Honnêtement, ce qui m’agace avec les blockchains publiques, c’est à quel point elles sont naïves. Tout est là, pour toujours : chaque portefeuille, chaque transfert, chaque fois que tu as déplacé de l’argent, et combien. Ça va si tu es un trader anonyme qui retourne des tokens à 2 h du matin. Mais pas si tu es une entreprise qui fait de la paie, ou un fonds qui règle une transaction, ou une banque qui déplace quasiment n’importe quoi, parce que désormais, ton grand livre raconte aussi… votre affaire à tout le monde. Les fournisseurs peuvent recalculer vos marges. Les concurrents peuvent regarder votre trésorerie comme si c’était un flux en direct. Ce n’est pas un cas limite dont les gens s’inquiètent : c’est juste ce qui se passe quand « la transparence » est toute la conception.
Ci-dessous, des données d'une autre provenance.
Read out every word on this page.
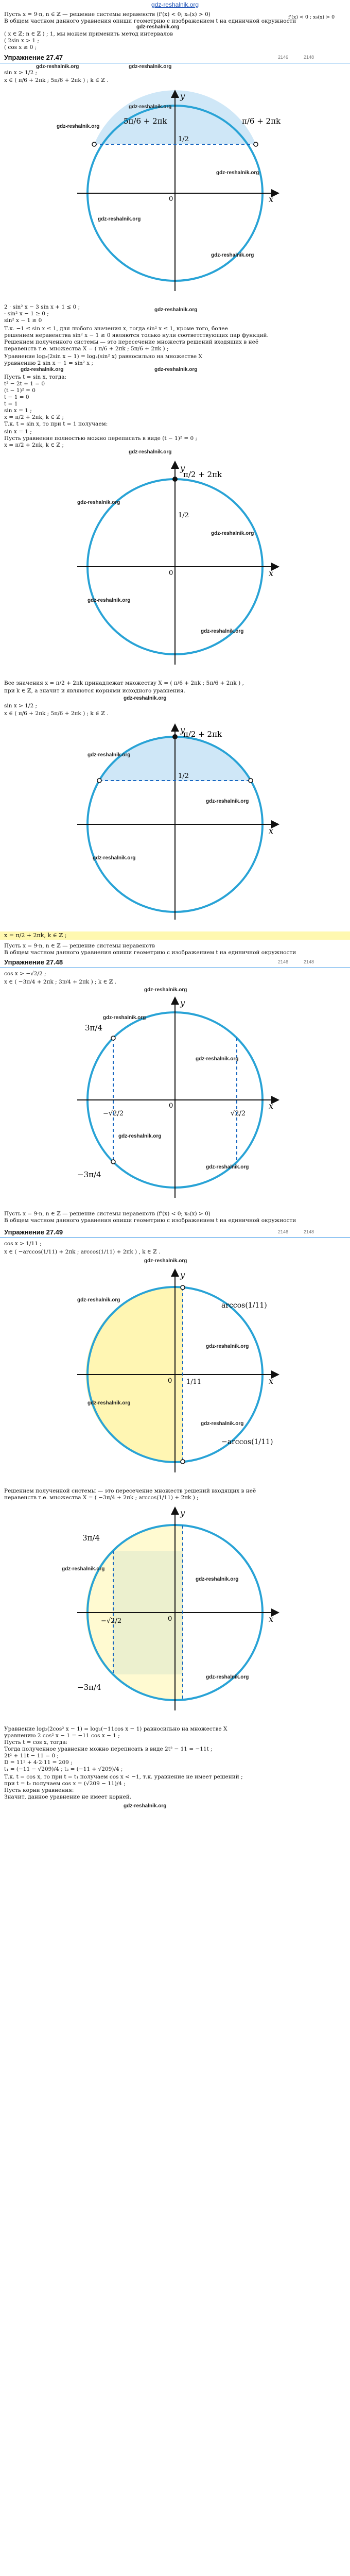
gdz-reshalnik.org
Пусть x = 9·n, n ∈ ℤ — решение системы неравенств (f'(x) < 0; x₀(x) > 0)
В общем частном данного уравнения опиши геометрию с изображением t на единичной окружности
gdz-reshalnik.org
( x ∈ ℤ; n ∈ ℤ ) ; 1, мы можем применить метод интервалов
( 2sin x > 1 ;
( cos x ≥ 0 ;
f'(x) < 0 ; x₀(x) > 0
Упражнение 27.47	2146	2148
gdz-reshalnik.org	gdz-reshalnik.org
sin x > 1/2 ;
x ∈ ( π/6 + 2πk ; 5π/6 + 2πk ) ; k ∈ ℤ .
5π/6 + 2πk	π/6 + 2πk
1/2
y
x
0
gdz-reshalnik.org
gdz-reshalnik.org
gdz-reshalnik.org
gdz-reshalnik.org
gdz-reshalnik.org
2 · sin² x − 3 sin x + 1 ≤ 0 ;
· sin² x − 1 ≥ 0 ;
sin² x − 1 ≥ 0
gdz-reshalnik.org
Т.к. −1 ≤ sin x ≤ 1, для любого значения x, тогда sin² x ≤ 1, кроме того, более
решением неравенства sin² x − 1 ≥ 0 являются только нули соответствующих пар функций.
Решением полученного системы — это пересечение множеств решений входящих в неё
неравенств т.е. множества X = ( π/6 + 2πk ; 5π/6 + 2πk ) ;
Уравнение log₂(2sin x − 1) = log₂(sin² x) равносильно на множестве X
уравнению 2 sin x − 1 = sin² x ;
gdz-reshalnik.org	gdz-reshalnik.org
Пусть t = sin x, тогда:
t² − 2t + 1 = 0
(t − 1)² = 0
t − 1 = 0
t = 1
sin x = 1 ;
x = π/2 + 2πk, k ∈ ℤ ;
Т.к. t = sin x, то при t = 1 получаем:
sin x = 1 ;
Пусть уравнение полностью можно переписать в виде (t − 1)² = 0 ;
x = π/2 + 2πk, k ∈ ℤ ;
gdz-reshalnik.org
π/2 + 2πk
1/2
y
x
0
gdz-reshalnik.org
gdz-reshalnik.org
gdz-reshalnik.org
gdz-reshalnik.org
Все значения x = π/2 + 2πk принадлежат множеству X = ( π/6 + 2πk ; 5π/6 + 2πk ) ,
при k ∈ ℤ, а значит и являются корнями исходного уравнения.
gdz-reshalnik.org
sin x > 1/2 ;
x ∈ ( π/6 + 2πk ; 5π/6 + 2πk ) ; k ∈ ℤ .
π/2 + 2πk
1/2
y
x
gdz-reshalnik.org
gdz-reshalnik.org
gdz-reshalnik.org
x = π/2 + 2πk, k ∈ ℤ ;
Пусть x = 9·n, n ∈ ℤ — решение системы неравенств
В общем частном данного уравнения опиши геометрию с изображением t на единичной окружности
Упражнение 27.48	2146	2148
cos x > −√2/2 ;
x ∈ ( −3π/4 + 2πk ; 3π/4 + 2πk ) ; k ∈ ℤ .
gdz-reshalnik.org
3π/4
−3π/4
−√2/2	√2/2
y
x
0
gdz-reshalnik.org
gdz-reshalnik.org
gdz-reshalnik.org
gdz-reshalnik.org
Пусть x = 9·n, n ∈ ℤ — решение системы неравенств (f'(x) < 0; x₀(x) > 0)
В общем частном данного уравнения опиши геометрию с изображением t на единичной окружности
Упражнение 27.49	2146	2148
cos x > 1/11 ;
x ∈ ( −arccos(1/11) + 2πk ; arccos(1/11) + 2πk ) , k ∈ ℤ .
gdz-reshalnik.org
arccos(1/11)
−arccos(1/11)
1/11
y
x
0
gdz-reshalnik.org
gdz-reshalnik.org
gdz-reshalnik.org
gdz-reshalnik.org
Решением полученной системы — это пересечение множеств решений входящих в неё
неравенств т.е. множества X = ( −3π/4 + 2πk ; arccos(1/11) + 2πk ) ;
3π/4
−3π/4
−√2/2
y
x
0
gdz-reshalnik.org
gdz-reshalnik.org
gdz-reshalnik.org
Уравнение log₂(2cos² x − 1) = log₂(−11cos x − 1) равносильно на множестве X
уравнению 2 cos² x − 1 = −11 cos x − 1 ;
Пусть t = cos x, тогда:
Тогда полученное уравнение можно переписать в виде 2t² − 11 = −11t ;
2t² + 11t − 11 = 0 ;
D = 11² + 4·2·11 = 209 ;
t₁ = (−11 − √209)/4 ; t₂ = (−11 + √209)/4 ;
Т.к. t = cos x, то при t = t₁ получаем cos x < −1, т.к. уравнение не имеет решений ;
при t = t₂ получаем cos x = (√209 − 11)/4 ;
Пусть корни уравнения:
Значит, данное уравнение не имеет корней.
gdz-reshalnik.org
Alors naturellement, les gens cherchent des outils de confidentialité, et la plupart d’entre eux finissent par casser autre chose. Les mixers te donnent l’air de cacher quelque chose même quand tu n’as rien à cacher : maintenant tu as l’air d’un blanchisseur d’argent simplement parce que tu utilises une confidentialité financière de base. Et les chaînes totalement privées partent trop loin dans l’autre sens : elles cachent les choses à la seule personne qui est censée les voir, l’auditeur, le régulateur. Du coup, tu es coincé entre l’exposition totale et l’opacité totale, et aucun des deux n’est vraiment utilisable si tu es une entreprise réglementée.

Ce que Dusk vise, c’est ce milieu pénible : une confidentialité par défaut, mais avec une sorte de clé permettant à la bonne personne de voir la bonne chose quand elle en a besoin. C’est une belle idée sur le papier. Mais je ne pense pas que le plus dur ait jamais été la cryptographie. Le plus dur, c’est d’obtenir qu’un responsable conformité dans une banque fasse réellement confiance à un système de divulgation qu’il n’a pas construit, qu’il ne peut pas auditer entièrement lui-même, et qu’il n’a jamais vu échouer (ou réussir) dans le monde réel.

Je n’ai pas encore été convaincu. Un petit ensemble de validateurs, un cas d’usage qui ne compte vraiment que si des institutions arrivent, et des institutions qui avancent lentement, volontairement. J’aimerais voir une vraie émission d’obligations ou un véritable règlement de titres, exécuté concrètement sur la plateforme, et qui y reste, avant d’appeler ça autre chose qu’une bonne idée en attente de son premier croyant.